No ano 60/61 d.C, Paulo estava preso em Roma (At 28). Esta era a época do imperador Nero. Na prisão, Paulo escreveu uma carta a esta Igreja que ele plantou em sua 2ª viagem missionária, por volta do ano 51 d.C. A carta era para os Filipenses.
Qual é o assunto principal da carta?
Tradicionalmente fala-se que esta é a carta da alegria. Essa ideia me parece incompleta.
Vejamos:
A palavra “alegria” aparece 14 vezes na carta.
A palavra “evangelho” aparece 9 vezes.
Mas, a Palavra “Cristo”, “Jesus”, “Senhor” aparece 45 vezes.
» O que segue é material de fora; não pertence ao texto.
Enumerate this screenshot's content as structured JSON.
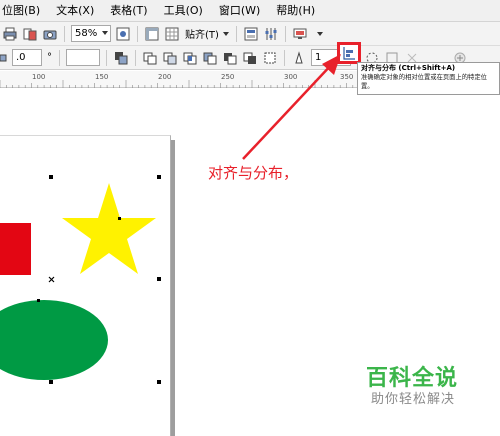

Dessa forma, percebe-se que “alegria” é um assunto importante, mas derivado do assunto principal: Cristo/Evangelho, de seu crescimento nos Filipenses e a partir dos Filipenses. Então, a mensagem central da carta de Paulo aos Filipenses é:
A satisfação em Cristo contribui para o crescimento do Evangelho.
O texto que gostaria de me deter é Filipenses 1.12-30. A mensagem central desse texto é:
O Deus soberano usa as circunstâncias na vida do crente para o crescimento do Evangelho. Portanto, porte-se de forma digna dele.
Vamos entender por partes.
O Deus soberano usa as circunstâncias na vida do crente para o crescimento do Evangelho.
As circunstâncias em que Paulo escreveu a carta aos Filipenses não eram das melhores. Ele estava preso, provavelmente em Roma, sob o governo do imperador Nero. Todavia, vejamos a perspectiva de Paulo a respeito da situação em que estava vivendo:
ü A prisão contribuiu para o crescimento do Evangelho – v. 12-17
ü A guarda pretoriana e os demais ouviram o Evangelho – v. 13 – c.f Fl 4.22 – “todos os santos vos cumprimentam, principalmente os da casa de Cesar”.
ü Os irmãos foram encorajados a pregar a palavra do Senhor sem medo – v. 14
ü Alguns pregavam com motivações erradas, mas Cristo estava sendo anunciado – v. 15-17
Incrível! Isso não era meramente aquele otimismo vazio da confissão positiva! Definitivamente não! Tratava-se de uma profunda convicção de Paulo de que Deus usou Nero e a prisão do apóstolo para que Cristo fosse anunciado. Paulo cria que, de alguma forma, o Deus soberano usa as circunstâncias na vida do crente para o crescimento do Evangelho. Na palavras de John Piper:
Deus determina que o sofrimento de seus embaixadores é um componente essencial no triunfo da propagação das boas-novas entre todos os povos do mundo.[1]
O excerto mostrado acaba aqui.